"Les digo a los jóvenes que la lectura les puede salvar la vida"

El escritor y productor acerca a Tucumán la experiencia editorial de "Eloísa cartonera". La historia de un repositor de supermercado al que la foto de un barbudo con la camiseta de Rácing lo condujo a la literatura.

YO Y EL OTRO. Santiago Vega alterna con Washington Cucurto. LA GACETA / JUAN PABLO SANCHEZ NOLI
YO Y EL OTRO. Santiago Vega "alterna" con Washington Cucurto. LA GACETA / JUAN PABLO SANCHEZ NOLI
06 Mayo 2010
"Me siento un trabajador de la cultura", afirma Santiago Vega (o Washington Cucurto, su alter ego) un poeta, narrador y editor que hace siete años logró conmover al "establishment" cultural porteño con su proyecto editorial Eloísa Cartonera, por el cual edita libros de cartón comprado a los cartoneros de la ciudad de Buenos Aires.

Nacido en la localidad bonaerense de Quilmes, hijo de una familia humilde, Vega/Cucurto ha escrito, entre otros títulos, "La Máquina de hacer Paraguayitos", "Veinte Pungas contra un Pasajero", "Cosas de Negros" y "1810. La revolución vivida por los negros".

En Tucumán, donde vino a trabajar con la Asociación Civil "Crecer Juntos" para el armado de un proyecto editorial inspirado en "Eloísa cartonera", Cucurto habló con LA GACETA acerca de cómo un quilmeño humilde concitó la atención de una parte de importante de la intelectualidad porteña..

- Escritor, editor...¿en qué rótulo se siente más cómodo?

- Me siento más un trabajador de la cooperativa, porque ahí he descubierto que uno tiene un plan, y que lo puede llevar a cabo con los demás. Y eso me da muchas satisfacciones.

- ¿De dónde viene el "Washington Cucurto"?

- Cuando empecé en el mundo de los libros, unos muchachos me empezaron a decir Cucurto, porque yo usaba un argot callejero, yo no curto tal cosa, una vez, me equivoqué, y en vez de decir "no curto", dije: "no Cucurto". Y lo de Washington, porque soy el más morocho de un grupo de blancos, cargándome un poco, me pusieron Washington.

- ¿Cómo llegó al oficio de escritor y de editor? Entre Vega y Cucurto parece haber dos mundos...

- Ya de joven yo me sentí en dos mundos. A los 23 años trabajaba en Carrefour, como repositor. Y ya entonces había dos mundos, el de toda mi vida y el mundo cultural.
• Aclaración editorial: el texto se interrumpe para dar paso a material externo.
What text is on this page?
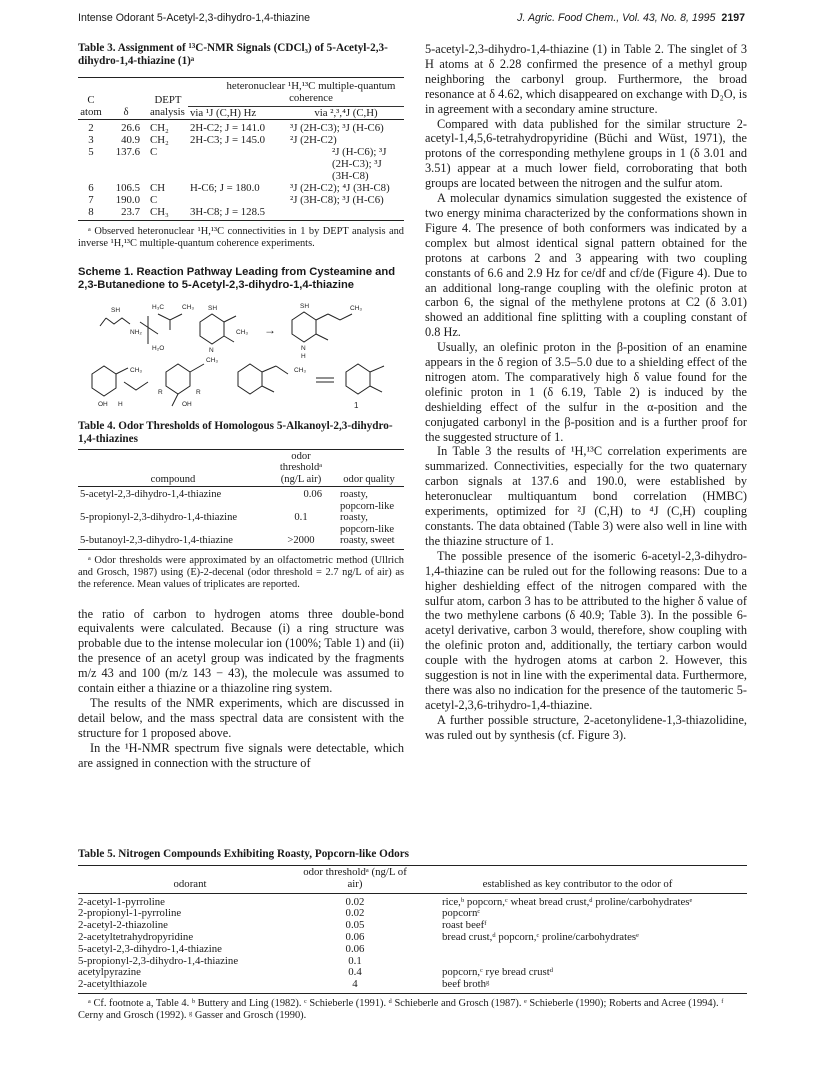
Intense Odorant 5-Acetyl-2,3-dihydro-1,4-thiazine	J. Agric. Food Chem., Vol. 43, No. 8, 1995 2197
Table 3. Assignment of ¹³C-NMR Signals (CDCl₃) of 5-Acetyl-2,3-dihydro-1,4-thiazine (1)ᵃ
C		DEPT	heteronuclear ¹H,¹³C multiple-quantum coherence	
atom	δ	analysis	via ¹J (C,H) Hz	via ²,³,⁴J (C,H)
2	26.6	CH₂	2H-C2; J = 141.0	³J (2H-C3); ³J (H-C6)
3	40.9	CH₂	2H-C3; J = 145.0	²J (2H-C2)
5	137.6	C		²J (H-C6); ³J (2H-C3); ³J (3H-C8)
6	106.5	CH	H-C6; J = 180.0	³J (2H-C2); ⁴J (3H-C8)
7	190.0	C		²J (3H-C8); ³J (H-C6)
8	23.7	CH₃	3H-C8; J = 128.5	
ᵃ Observed heteronuclear ¹H,¹³C connectivities in 1 by DEPT analysis and inverse ¹H,¹³C multiple-quantum coherence experiments.
Scheme 1. Reaction Pathway Leading from Cysteamine and 2,3-Butanedione to 5-Acetyl-2,3-dihydro-1,4-thiazine
SH
NH₂
H₃C	CH₃
H₂O
SH
CH₃
N
→
SH	CH₃
N
H
CH₃
OH H
R	R
OH
CH₃
CH₃
1
Table 4. Odor Thresholds of Homologous 5-Alkanoyl-2,3-dihydro-1,4-thiazines
compound	odor thresholdᵃ (ng/L air)	odor quality
5-acetyl-2,3-dihydro-1,4-thiazine	0.06	roasty, popcorn-like
5-propionyl-2,3-dihydro-1,4-thiazine	0.1	roasty, popcorn-like
5-butanoyl-2,3-dihydro-1,4-thiazine	>2000	roasty, sweet
ᵃ Odor thresholds were approximated by an olfactometric method (Ullrich and Grosch, 1987) using (E)-2-decenal (odor threshold = 2.7 ng/L of air) as the reference. Mean values of triplicates are reported.

the ratio of carbon to hydrogen atoms three double-bond equivalents were calculated. Because (i) a ring structure was probable due to the intense molecular ion (100%; Table 1) and (ii) the presence of an acetyl group was indicated by the fragments m/z 43 and 100 (m/z 143 − 43), the molecule was assumed to contain either a thiazine or a thiazoline ring system.

The results of the NMR experiments, which are discussed in detail below, and the mass spectral data are consistent with the structure for 1 proposed above.

In the ¹H-NMR spectrum five signals were detectable, which are assigned in connection with the structure of

5-acetyl-2,3-dihydro-1,4-thiazine (1) in Table 2. The singlet of 3 H atoms at δ 2.28 confirmed the presence of a methyl group neighboring the carbonyl group. Furthermore, the broad resonance at δ 4.62, which disappeared on exchange with D₂O, is in agreement with a secondary amine structure.

Compared with data published for the similar structure 2-acetyl-1,4,5,6-tetrahydropyridine (Büchi and Wüst, 1971), the protons of the corresponding methylene groups in 1 (δ 3.01 and 3.51) appear at a much lower field, corroborating that both groups are located between the nitrogen and the sulfur atom.

A molecular dynamics simulation suggested the existence of two energy minima characterized by the conformations shown in Figure 4. The presence of both conformers was indicated by a complex but almost identical signal pattern obtained for the protons at carbons 2 and 3 appearing with two coupling constants of 6.6 and 2.9 Hz for ce/df and cf/de (Figure 4). Due to an additional long-range coupling with the olefinic proton at carbon 6, the signal of the methylene protons at C2 (δ 3.01) showed an additional fine splitting with a coupling constant of 0.8 Hz.

Usually, an olefinic proton in the β-position of an enamine appears in the δ region of 3.5–5.0 due to a shielding effect of the nitrogen atom. The comparatively high δ value found for the olefinic proton in 1 (δ 6.19, Table 2) is induced by the deshielding effect of the sulfur in the α-position and the conjugated carbonyl in the β-position and is a further proof for the suggested structure of 1.

In Table 3 the results of ¹H,¹³C correlation experiments are summarized. Connectivities, especially for the two quaternary carbon signals at 137.6 and 190.0, were established by heteronuclear multiquantum bond correlation (HMBC) experiments, optimized for ²J (C,H) to ⁴J (C,H) coupling constants. The data obtained (Table 3) were also well in line with the thiazine structure of 1.

The possible presence of the isomeric 6-acetyl-2,3-dihydro-1,4-thiazine can be ruled out for the following reasons: Due to a higher deshielding effect of the nitrogen compared with the sulfur atom, carbon 3 has to be attributed to the higher δ value of the two methylene carbons (δ 40.9; Table 3). In the possible 6-acetyl derivative, carbon 3 would, therefore, show coupling with the olefinic proton and, additionally, the tertiary carbon would couple with the hydrogen atoms at carbon 2. However, this suggestion is not in line with the experimental data. Furthermore, there was also no indication for the presence of the tautomeric 5-acetyl-2,3,6-trihydro-1,4-thiazine.

A further possible structure, 2-acetonylidene-1,3-thiazolidine, was ruled out by synthesis (cf. Figure 3).

Table 5. Nitrogen Compounds Exhibiting Roasty, Popcorn-like Odors
odorant	odor thresholdᵃ (ng/L of air)	established as key contributor to the odor of
2-acetyl-1-pyrroline	0.02	rice,ᵇ popcorn,ᶜ wheat bread crust,ᵈ proline/carbohydratesᵉ
2-propionyl-1-pyrroline	0.02	popcornᶜ
2-acetyl-2-thiazoline	0.05	roast beefᶠ
2-acetyltetrahydropyridine	0.06	bread crust,ᵈ popcorn,ᶜ proline/carbohydratesᵉ
5-acetyl-2,3-dihydro-1,4-thiazine	0.06	
5-propionyl-2,3-dihydro-1,4-thiazine	0.1	
acetylpyrazine	0.4	popcorn,ᶜ rye bread crustᵈ
2-acetylthiazole	4	beef brothᵍ
ᵃ Cf. footnote a, Table 4. ᵇ Buttery and Ling (1982). ᶜ Schieberle (1991). ᵈ Schieberle and Grosch (1987). ᵉ Schieberle (1990); Roberts and Acree (1994). ᶠ Cerny and Grosch (1992). ᵍ Gasser and Grosch (1990).
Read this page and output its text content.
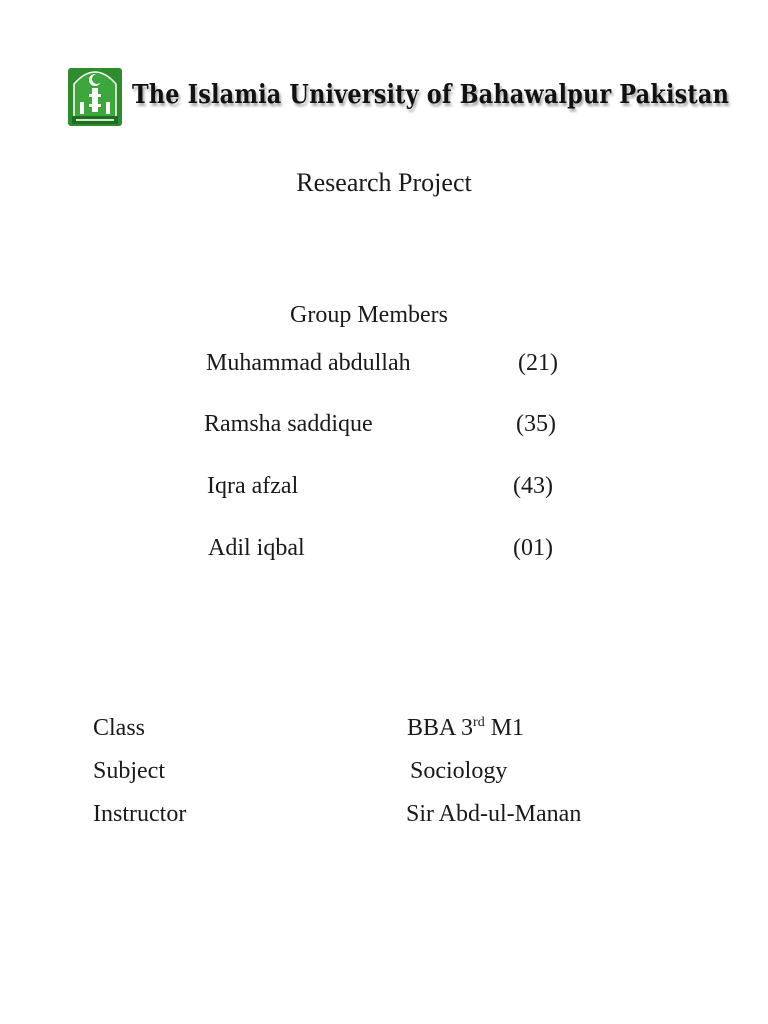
The Islamia University of Bahawalpur Pakistan
Research Project
Group Members
Muhammad abdullah	(21)
Ramsha saddique	(35)
Iqra afzal	(43)
Adil iqbal	(01)
Class	BBA 3rd M1
Subject	Sociology
Instructor	Sir Abd-ul-Manan
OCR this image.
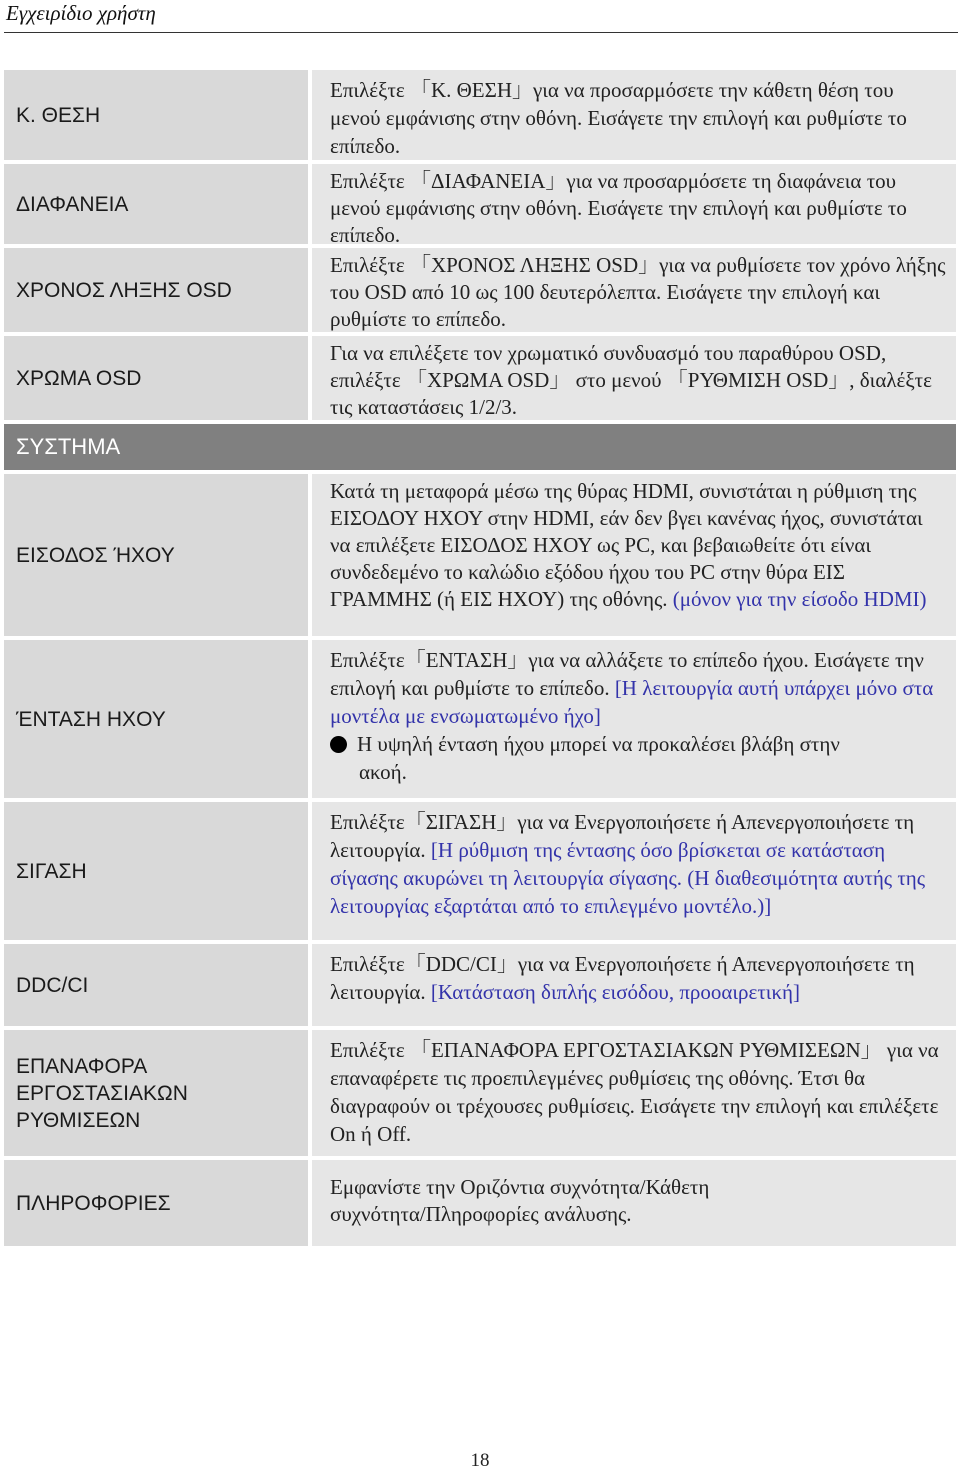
Εγχειρίδιο χρήστη
Κ. ΘΕΣΗ
Επιλέξτε 「Κ. ΘΕΣΗ」για να προσαρμόσετε την κάθετη θέση του μενού εμφάνισης στην οθόνη. Εισάγετε την επιλογή και ρυθμίστε το επίπεδο.
ΔΙΑΦΑΝΕΙΑ
Επιλέξτε 「ΔΙΑΦΑΝΕΙΑ」για να προσαρμόσετε τη διαφάνεια του μενού εμφάνισης στην οθόνη. Εισάγετε την επιλογή και ρυθμίστε το επίπεδο.
ΧΡΟΝΟΣ ΛΗΞΗΣ OSD
Επιλέξτε 「ΧΡΟΝΟΣ ΛΗΞΗΣ OSD」για να ρυθμίσετε τον χρόνο λήξης του OSD από 10 ως 100 δευτερόλεπτα. Εισάγετε την επιλογή και ρυθμίστε το επίπεδο.
ΧΡΩΜΑ OSD
Για να επιλέξετε τον χρωματικό συνδυασμό του παραθύρου OSD, επιλέξτε 「ΧΡΩΜΑ OSD」 στο μενού 「ΡΥΘΜΙΣΗ OSD」, διαλέξτε τις καταστάσεις 1/2/3.
ΣΥΣΤΗΜΑ
ΕΙΣΟΔΟΣ ΉΧΟΥ
Κατά τη μεταφορά μέσω της θύρας HDMI, συνιστάται η ρύθμιση της ΕΙΣΟΔΟΥ ΗΧΟΥ στην HDMI, εάν δεν βγει κανένας ήχος, συνιστάται να επιλέξετε ΕΙΣΟΔΟΣ ΗΧΟΥ ως PC, και βεβαιωθείτε ότι είναι συνδεδεμένο το καλώδιο εξόδου ήχου του PC στην θύρα ΕΙΣ ΓΡΑΜΜΗΣ (ή ΕΙΣ ΗΧΟΥ) της οθόνης. (μόνον για την είσοδο HDMI)
ΈΝΤΑΣΗ ΗΧΟΥ
Επιλέξτε「ΕΝΤΑΣΗ」για να αλλάξετε το επίπεδο ήχου. Εισάγετε την επιλογή και ρυθμίστε το επίπεδο. [Η λειτουργία αυτή υπάρχει μόνο στα μοντέλα με ενσωματωμένο ήχο]
Η υψηλή ένταση ήχου μπορεί να προκαλέσει βλάβη στην
ακοή.
ΣΙΓΑΣΗ
Επιλέξτε「ΣΙΓΑΣΗ」για να Ενεργοποιήσετε ή Απενεργοποιήσετε τη λειτουργία. [Η ρύθμιση της έντασης όσο βρίσκεται σε κατάσταση σίγασης ακυρώνει τη λειτουργία σίγασης. (Η διαθεσιμότητα αυτής της λειτουργίας εξαρτάται από το επιλεγμένο μοντέλο.)]
DDC/CI
Επιλέξτε「DDC/CI」για να Ενεργοποιήσετε ή Απενεργοποιήσετε τη λειτουργία. [Κατάσταση διπλής εισόδου, προοαιρετική]
ΕΠΑΝΑΦΟΡΑ
ΕΡΓΟΣΤΑΣΙΑΚΩΝ
ΡΥΘΜΙΣΕΩΝ
Επιλέξτε 「ΕΠΑΝΑΦΟΡΑ ΕΡΓΟΣΤΑΣΙΑΚΩΝ ΡΥΘΜΙΣΕΩΝ」 για να επαναφέρετε τις προεπιλεγμένες ρυθμίσεις της οθόνης. Έτσι θα διαγραφούν οι τρέχουσες ρυθμίσεις. Εισάγετε την επιλογή και επιλέξετε On ή Off.
ΠΛΗΡΟΦΟΡΙΕΣ
Εμφανίστε την Οριζόντια συχνότητα/Κάθετη
συχνότητα/Πληροφορίες ανάλυσης.
18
- ¿Qué es lo que le hizo click?

- Mientras estábamos comiendo en el comedor de la empresa, un compañero me muestra una revista cultural - Crisis-. La abre y me muestra la foto con unos muchachos con una camiseta de Racing; un equipo de fútbol barrial. Y me dijo, mirá, este es Roberto Santoro, es un gran poeta (N de la R: desaparecido en 1976). Y me quedó esa imagen... me pareció muy raro eso de un poeta jugando al fútbol. Y empecé a leer, esos poemas que me parecieron muy sencillos; y me fui metiendo. De pronto sentí que ese tipo estaba cercano a mí, a mis vecinos, a mi familia, a lo que yo era.. Y después comencé a escribir; a contar las historias que yo vivía en el supermercado, en el barrio...

- ¿Reconoce haber tenido maestros?

- Más que maestros, escritores a los que he leído mucho. Son muchos, pero, entre ellos están los Lamborghini, Néstor Perlongher, Baldomero Fernández Moreno; una literatura más bien identificada con lo nacional, con el peronismo; a lo mejor, más bien localista, pero, bueh...

- Hace un tiempo, Emecé editó un libro suyo. ¿No sintió que traicionaba su proyecto independiente?

- Todo lo que hago, trato de que sume a un proyecto grupal. Publicar en Emecé o en otras editoriales, es importante, porque suma...

- ¿Qué les recomendaría a los jóvenes de "Crecer juntos" con los que vino a trabajar en Tucumán?

- Que se acerquen a una forma de trabajo, que vean que con el esfuerzo se pueden hacer cosas; que hay que organizarse, y descubrir que en propuestas como estas no sólo se trata de cortar cartón, que hay autores interesantes, que la lectura te puede salvar la vida. De hecho, a mí, la literatura me ha ayudado mucho. Entré de casualidad, y en ese mundo dejé de ser el repositor, pude formar la cooperativa, sé que uno puede estar en un lugar en el que se sienta muy explotado... pero sé que otro mundo es posible.